What I'm thinking is: I understand the "reading words" part, more or less. It's a case of words being readily present (in my life), and the way words relate to situations around themselves, such as "EXIT" when you leave a place, and "ENTRANCE" when you go in. Or "Yes" and "No", or "Where's" in the various Spot the Dog adventures.
("Where's Spot? Is he in....the hedge?"
No! It's Mr. Squirrel!
(That's not written in the book....so the repeated words that appear are recognised...heh!)
The hard thing is to teach how to read critically--what does that mean?
So I'm thinking there must be a maths evquivalent. I can do the "How much is X?" maths (Spot the Mathematical Dog--"Is it more than one hundred? No! Is it more than ten? Yes!"); I see that basic logic must be applied...
I'm thinking of a not-overly-tiring list of things that, if a person can do them, they can call themselves "numerate"....hmmmm....now I wonder if I could write a similar list to demonstrate that a person is literate...

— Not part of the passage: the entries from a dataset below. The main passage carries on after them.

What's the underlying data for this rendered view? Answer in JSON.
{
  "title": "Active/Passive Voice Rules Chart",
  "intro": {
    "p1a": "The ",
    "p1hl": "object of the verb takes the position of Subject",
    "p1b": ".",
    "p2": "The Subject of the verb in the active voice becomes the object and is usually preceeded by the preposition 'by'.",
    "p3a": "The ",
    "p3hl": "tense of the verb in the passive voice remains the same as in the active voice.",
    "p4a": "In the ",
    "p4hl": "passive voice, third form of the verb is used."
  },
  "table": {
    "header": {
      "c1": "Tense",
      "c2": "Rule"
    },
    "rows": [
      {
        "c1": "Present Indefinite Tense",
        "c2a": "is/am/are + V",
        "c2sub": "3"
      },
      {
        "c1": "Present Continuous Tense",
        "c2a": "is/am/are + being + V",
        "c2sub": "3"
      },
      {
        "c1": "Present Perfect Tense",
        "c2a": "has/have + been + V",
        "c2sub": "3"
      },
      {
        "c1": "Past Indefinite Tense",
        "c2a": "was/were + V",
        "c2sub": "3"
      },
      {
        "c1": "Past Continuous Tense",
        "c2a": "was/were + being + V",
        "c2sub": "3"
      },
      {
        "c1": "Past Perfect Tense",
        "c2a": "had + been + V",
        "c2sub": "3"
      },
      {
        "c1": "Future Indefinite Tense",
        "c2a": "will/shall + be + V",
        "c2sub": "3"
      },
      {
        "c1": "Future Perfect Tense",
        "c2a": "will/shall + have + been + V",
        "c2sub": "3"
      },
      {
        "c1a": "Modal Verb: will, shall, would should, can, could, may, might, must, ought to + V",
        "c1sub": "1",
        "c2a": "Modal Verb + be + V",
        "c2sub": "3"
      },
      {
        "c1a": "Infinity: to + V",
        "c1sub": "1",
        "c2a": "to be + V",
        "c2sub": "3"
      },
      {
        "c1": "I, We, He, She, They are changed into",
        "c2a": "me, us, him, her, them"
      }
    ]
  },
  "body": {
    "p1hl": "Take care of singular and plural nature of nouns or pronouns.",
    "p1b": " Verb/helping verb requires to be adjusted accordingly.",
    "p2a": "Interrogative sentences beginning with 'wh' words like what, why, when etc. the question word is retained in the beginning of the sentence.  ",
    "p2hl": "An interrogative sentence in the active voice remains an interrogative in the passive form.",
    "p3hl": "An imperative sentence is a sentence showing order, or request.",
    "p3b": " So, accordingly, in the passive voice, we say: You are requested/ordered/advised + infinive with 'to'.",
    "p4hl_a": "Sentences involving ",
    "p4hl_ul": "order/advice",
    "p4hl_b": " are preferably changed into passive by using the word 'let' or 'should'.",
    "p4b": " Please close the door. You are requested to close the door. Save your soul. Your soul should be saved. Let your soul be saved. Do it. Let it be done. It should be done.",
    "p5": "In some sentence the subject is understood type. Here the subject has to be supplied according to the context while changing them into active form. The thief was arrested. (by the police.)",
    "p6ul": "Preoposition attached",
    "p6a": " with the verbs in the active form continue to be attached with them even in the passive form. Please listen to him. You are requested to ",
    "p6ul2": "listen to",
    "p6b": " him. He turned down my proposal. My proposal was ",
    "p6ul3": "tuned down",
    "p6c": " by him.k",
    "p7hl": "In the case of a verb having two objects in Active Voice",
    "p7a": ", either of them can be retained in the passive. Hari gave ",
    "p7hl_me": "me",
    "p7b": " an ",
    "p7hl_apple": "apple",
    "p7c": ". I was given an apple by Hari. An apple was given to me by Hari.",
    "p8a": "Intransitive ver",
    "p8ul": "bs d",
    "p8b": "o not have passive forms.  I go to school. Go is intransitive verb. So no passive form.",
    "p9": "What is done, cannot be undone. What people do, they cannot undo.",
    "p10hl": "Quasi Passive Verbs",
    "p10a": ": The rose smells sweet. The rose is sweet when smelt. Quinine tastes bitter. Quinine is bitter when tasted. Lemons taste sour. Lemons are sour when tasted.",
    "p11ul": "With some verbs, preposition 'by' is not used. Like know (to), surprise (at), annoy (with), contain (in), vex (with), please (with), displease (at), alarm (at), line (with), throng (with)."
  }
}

Heh! Maybe it's just me; 'twould be good though, I think, to list out the basics in all materials--we have a lot of knowledgable people here at ET, and they are knowledgable because they have embraced their subject, and so here I am, maybe I'd like to embrace it a bit too, but I can't be a professor of everything, so some subjects...I'll be happy with the basics, but with an element of rigour, where I can say, "I understand the basics of econmics" and therefore I can follow economic conversations...for example.
There are maybe divisions among folks deeply immersed in their areas of interest; but okay....if I had six months free time to learn "the basics" of, say, arithmetic; is that long enough? Or maybe I don't need six months; maybe I can learn the basics in a month?
The very basics, I mean.
A silly example. I declare (regularly) that it is possible to learn to touch type in three weeks, as long as you practice for half an hour every day, and you won't be able to do the numbers along the top, and you may be a bit sloppy with the shift key...but you'll know the basics.
Pythagoras - Wikipedia, the free encyclopedia
Pythagoras' religious and scientific views were, in his opinion, inseparably interconnected. However, they are looked at separately in the 21st century. Religiously, Pythagoras was a believer of metempsychosis. He believed in transmigration, or the reincarnation of the soul again and again into the bodies of humans, animals, or vegetables until it became moral. His ideas of reincarnation were influenced by Greek Mythology. He was one of the first to propose that the thought processes and the soul were located in the brain and not the heart. He himself claimed to have lived four lives that he could remember in detail, and heard the cry of his dead friend in the bark of a dog.
One of Pythagoras' beliefs was that the essence of being is number. Thus, being relies on stability of all things that create the universe. Things like health relied on a stable proportion of elements; too much or too little of one thing causes an imbalance that makes a being unhealthy. Pythagoras viewed thinking as the calculating with the idea numbers. When combined with the Folk theories, the philosophy evolves into a belief that Knowledge of the essence of being can be found in the form of numbers. If this is taken a step further, one can say that because mathematics is an unseen essence, the essence of being is an unseen characteristic that can be encountered by the study of mathematics.